Ed è stato per festeggiare degnamente l’11 settembre che la famigerata “Islamic anti-defamation league”, contigua al fondamentalismo mascherato dell’Ucoii, ha organizzato il convegno contro l’imperialismo e il sionismo con la partecipazione straordinaria di tale Moishe Friedmann, sedicente rabbino antisionista di Vienna messo al bando dall’Unione delle comunità ebraiche austriache. Tutto lecito, intendiamoci, non siamo l’Arabia Saudita. Però la libertà di cui essi approfittano non si può separare dalla decenza e dal buon gusto. Sennò diventa arbitrio, effrazione. Lo diciamo anche per il compagno Diliberto che a nome del partito dei comunisti italiani, ma non si sa con quale autorità, ha gentilmente offerto alla congrega l’ospitalità gratuita dell’aula di Montecitorio. Il sigaro di Bertinotti non ne sapeva nulla, Diliberto s’è dileguato, forse è riparato a Cuba, e tutto il mondo musulmano avrà capito che lo stato italiano mette le proprie istituzioni al servizio della Jihad. E questo a causa di un governo che la Bielorussia ci invidia. A sua volta Matrix, trasmissione di Canale Cinque, per rafforzare il concetto, ha invitato nientemeno che Giulietto Rublo Chiesa, già salariato dell’Unità da Mosca e tale Maurizio Blondet, cattolico di destra (di meglio non c’era sulla piazza), e tutti e due in perfetta sintonia hanno ripetuto la favola del complotto sionista contro le torri gemelle, Bush era ovviamente d’accordo, e nessuno ha chiamato il neurodeliri. Lo scopo? Ma per far ricadere la colpa sugli arabi notoriamente innocenti, pacifici e laboriosi e giustificare la guerra.

Si comprende il livore antisemita e antiamericano del povero Giulietto che ha visto crollare il suo mondo di stracci, ma qualcuno dovrebbe avvertirlo che l’ex Unione Sovietica, in stato di avanzata decomposizione, è caduta dal becco, come la beccaccia giunta al punto giusto di frollatura. Non è stata la Cia. Formulare un’accusa senza fornire una prova convincente appartiene al metodo dei gesuiti e alla scuola moscovita - alla quale il Giulietto s’è abbeverato da vivo - scuole per le quali la menzogna è parte integrante di ogni dottrina mistico-totalitaria che non fornisce spiegazioni ma dogmi.
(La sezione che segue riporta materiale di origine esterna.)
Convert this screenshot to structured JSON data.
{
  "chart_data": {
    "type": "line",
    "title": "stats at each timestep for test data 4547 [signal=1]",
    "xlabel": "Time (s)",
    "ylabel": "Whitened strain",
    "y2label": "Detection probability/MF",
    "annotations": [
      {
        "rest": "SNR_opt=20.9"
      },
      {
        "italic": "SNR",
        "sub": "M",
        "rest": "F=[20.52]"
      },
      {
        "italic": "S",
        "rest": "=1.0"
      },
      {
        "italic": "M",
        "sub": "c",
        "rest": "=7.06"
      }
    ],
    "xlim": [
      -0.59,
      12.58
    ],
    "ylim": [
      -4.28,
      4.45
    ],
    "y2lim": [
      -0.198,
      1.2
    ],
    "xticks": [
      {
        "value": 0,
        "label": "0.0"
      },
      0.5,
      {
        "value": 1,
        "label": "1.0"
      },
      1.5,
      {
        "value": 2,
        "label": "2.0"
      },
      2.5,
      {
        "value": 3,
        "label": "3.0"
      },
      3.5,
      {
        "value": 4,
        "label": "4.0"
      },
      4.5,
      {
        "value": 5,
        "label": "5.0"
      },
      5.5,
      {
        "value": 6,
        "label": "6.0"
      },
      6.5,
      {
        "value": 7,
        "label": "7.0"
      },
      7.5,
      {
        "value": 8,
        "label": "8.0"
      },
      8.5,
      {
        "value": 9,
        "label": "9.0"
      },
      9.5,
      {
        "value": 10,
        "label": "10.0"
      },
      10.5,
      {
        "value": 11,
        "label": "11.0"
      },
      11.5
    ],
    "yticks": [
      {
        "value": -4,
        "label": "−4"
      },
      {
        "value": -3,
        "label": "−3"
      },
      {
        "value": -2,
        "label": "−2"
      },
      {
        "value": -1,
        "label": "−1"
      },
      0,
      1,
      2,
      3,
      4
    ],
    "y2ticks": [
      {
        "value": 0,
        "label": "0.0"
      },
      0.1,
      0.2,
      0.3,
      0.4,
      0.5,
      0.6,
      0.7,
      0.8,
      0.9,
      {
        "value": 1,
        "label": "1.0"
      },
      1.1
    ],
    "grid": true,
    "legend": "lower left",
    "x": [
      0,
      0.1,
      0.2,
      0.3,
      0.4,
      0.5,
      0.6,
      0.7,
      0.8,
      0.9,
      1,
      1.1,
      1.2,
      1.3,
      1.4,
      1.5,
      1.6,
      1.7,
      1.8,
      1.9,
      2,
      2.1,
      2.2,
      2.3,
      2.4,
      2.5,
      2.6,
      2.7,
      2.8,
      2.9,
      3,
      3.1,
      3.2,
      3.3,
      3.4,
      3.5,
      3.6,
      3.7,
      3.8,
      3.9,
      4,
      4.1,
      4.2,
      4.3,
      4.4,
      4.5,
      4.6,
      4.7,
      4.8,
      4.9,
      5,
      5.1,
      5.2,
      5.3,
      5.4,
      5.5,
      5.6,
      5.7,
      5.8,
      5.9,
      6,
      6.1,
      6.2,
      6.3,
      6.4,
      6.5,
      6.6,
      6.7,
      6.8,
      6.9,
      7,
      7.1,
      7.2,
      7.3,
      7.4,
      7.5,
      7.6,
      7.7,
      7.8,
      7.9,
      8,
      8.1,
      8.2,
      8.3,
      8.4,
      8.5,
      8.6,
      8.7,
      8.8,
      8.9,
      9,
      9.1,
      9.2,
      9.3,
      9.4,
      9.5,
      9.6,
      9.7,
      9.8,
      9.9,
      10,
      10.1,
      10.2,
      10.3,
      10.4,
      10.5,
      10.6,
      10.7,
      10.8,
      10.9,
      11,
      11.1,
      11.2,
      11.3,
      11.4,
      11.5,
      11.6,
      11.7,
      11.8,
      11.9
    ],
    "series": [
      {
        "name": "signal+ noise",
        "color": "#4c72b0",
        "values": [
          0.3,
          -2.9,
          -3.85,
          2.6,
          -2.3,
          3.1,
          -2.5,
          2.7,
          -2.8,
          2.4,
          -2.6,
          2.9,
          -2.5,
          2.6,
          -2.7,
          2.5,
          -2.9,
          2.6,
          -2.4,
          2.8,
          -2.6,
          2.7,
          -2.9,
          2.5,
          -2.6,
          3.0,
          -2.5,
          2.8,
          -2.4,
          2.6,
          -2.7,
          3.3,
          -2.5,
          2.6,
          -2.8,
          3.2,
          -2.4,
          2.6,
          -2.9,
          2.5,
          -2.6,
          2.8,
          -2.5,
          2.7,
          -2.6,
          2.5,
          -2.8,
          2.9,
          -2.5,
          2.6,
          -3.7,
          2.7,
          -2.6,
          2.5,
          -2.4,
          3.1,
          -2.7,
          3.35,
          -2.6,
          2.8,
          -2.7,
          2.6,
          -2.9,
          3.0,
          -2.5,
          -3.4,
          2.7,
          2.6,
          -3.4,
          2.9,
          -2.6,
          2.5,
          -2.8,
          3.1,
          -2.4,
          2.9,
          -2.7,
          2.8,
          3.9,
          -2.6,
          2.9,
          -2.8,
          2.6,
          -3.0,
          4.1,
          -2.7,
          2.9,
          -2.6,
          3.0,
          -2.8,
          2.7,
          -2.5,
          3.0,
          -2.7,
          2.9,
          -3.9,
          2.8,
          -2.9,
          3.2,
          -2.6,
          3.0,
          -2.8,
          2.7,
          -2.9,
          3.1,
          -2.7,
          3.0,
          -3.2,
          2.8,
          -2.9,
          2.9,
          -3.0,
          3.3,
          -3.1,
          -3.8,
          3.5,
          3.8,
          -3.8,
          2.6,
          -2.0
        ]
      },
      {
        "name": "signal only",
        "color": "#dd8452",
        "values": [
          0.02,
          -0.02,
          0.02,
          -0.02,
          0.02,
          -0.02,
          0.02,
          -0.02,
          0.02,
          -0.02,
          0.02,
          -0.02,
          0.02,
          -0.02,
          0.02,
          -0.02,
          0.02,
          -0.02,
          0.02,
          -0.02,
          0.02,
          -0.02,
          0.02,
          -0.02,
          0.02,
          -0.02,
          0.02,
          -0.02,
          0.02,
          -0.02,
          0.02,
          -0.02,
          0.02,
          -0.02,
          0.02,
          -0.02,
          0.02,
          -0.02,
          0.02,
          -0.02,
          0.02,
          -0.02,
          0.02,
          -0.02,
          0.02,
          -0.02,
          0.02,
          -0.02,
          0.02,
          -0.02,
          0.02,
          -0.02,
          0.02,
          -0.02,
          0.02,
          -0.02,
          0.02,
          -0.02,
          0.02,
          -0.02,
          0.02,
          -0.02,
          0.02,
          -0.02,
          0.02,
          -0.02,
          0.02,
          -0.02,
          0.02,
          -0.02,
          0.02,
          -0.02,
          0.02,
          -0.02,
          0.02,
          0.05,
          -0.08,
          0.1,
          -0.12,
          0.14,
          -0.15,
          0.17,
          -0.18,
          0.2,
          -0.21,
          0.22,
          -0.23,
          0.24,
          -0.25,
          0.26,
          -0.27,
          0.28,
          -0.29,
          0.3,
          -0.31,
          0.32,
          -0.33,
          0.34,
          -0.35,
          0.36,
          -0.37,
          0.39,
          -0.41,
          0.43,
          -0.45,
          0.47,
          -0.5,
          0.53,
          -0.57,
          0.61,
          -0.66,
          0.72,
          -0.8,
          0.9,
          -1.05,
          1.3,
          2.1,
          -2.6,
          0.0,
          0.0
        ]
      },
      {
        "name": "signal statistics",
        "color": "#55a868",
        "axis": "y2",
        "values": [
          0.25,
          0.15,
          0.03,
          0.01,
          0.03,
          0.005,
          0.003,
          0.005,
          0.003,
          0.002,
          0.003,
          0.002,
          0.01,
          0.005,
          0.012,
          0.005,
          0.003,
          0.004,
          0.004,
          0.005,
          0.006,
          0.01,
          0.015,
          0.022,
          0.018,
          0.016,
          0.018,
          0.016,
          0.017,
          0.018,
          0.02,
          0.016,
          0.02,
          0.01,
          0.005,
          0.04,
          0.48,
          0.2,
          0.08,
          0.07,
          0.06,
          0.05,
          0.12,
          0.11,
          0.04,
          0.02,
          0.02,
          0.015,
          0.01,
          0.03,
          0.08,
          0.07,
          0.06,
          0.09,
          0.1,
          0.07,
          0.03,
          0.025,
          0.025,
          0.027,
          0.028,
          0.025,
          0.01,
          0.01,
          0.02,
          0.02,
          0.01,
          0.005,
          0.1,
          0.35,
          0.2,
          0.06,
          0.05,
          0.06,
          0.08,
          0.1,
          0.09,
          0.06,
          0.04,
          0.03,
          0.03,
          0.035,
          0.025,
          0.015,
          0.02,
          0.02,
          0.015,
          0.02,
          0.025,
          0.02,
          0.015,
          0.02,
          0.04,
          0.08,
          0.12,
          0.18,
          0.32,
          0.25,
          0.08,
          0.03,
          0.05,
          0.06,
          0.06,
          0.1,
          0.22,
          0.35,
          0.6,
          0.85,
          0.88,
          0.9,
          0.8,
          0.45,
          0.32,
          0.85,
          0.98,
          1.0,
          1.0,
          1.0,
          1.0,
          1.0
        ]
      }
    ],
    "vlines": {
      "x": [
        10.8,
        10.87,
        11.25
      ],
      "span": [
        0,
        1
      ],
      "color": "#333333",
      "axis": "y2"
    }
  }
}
Non crediamo che Mentana, invitando i due reperti archeologici, abbia ceduto alla vanità e all’impulso di impressionare il pubblico con vecchie “sole” che non pubblicherebbe nemmeno il Travaso, ma sia caduto vittima dell’improvvisazione e del proprio inadeguato bagaglio. Nella campagna di diffamazione contro Israele non poteva mancare il sussidio culturale del camerata Fo, che in fondo, ripetendo logori stereotipi, finisce che non li riconosce più come un avanzo della propaganda repubblichina, propaganda che, stavo per dire stranamente, coincide con quella del clericalismo antisemita alla padre Agostino Gemelli e dell’antisionismo comunista d’ogni epoca. Così si può dire che l’antisemitismo professionale italiano, dalle leggi razziste del ’38 in poi, può contare sul carattere di una felice continuità di intenti e di programmi.

Ora, Giulietto con quella bocca può dire tutto ciò che vuole - siamo in democrazia anche se non per merito suo -, ma Mentana per giustificare la “bufala” propalata via etere, e a spese del cavaliere, non può, come ha fatto, scomodare la libertà di stampa, di cui nei paesi liberi si fa un uso più appropriato e corretto. In ogni caso, se proprio vogliamo parlarne, la libertà di stampa merita paladini migliori di Giulietto il moscovita.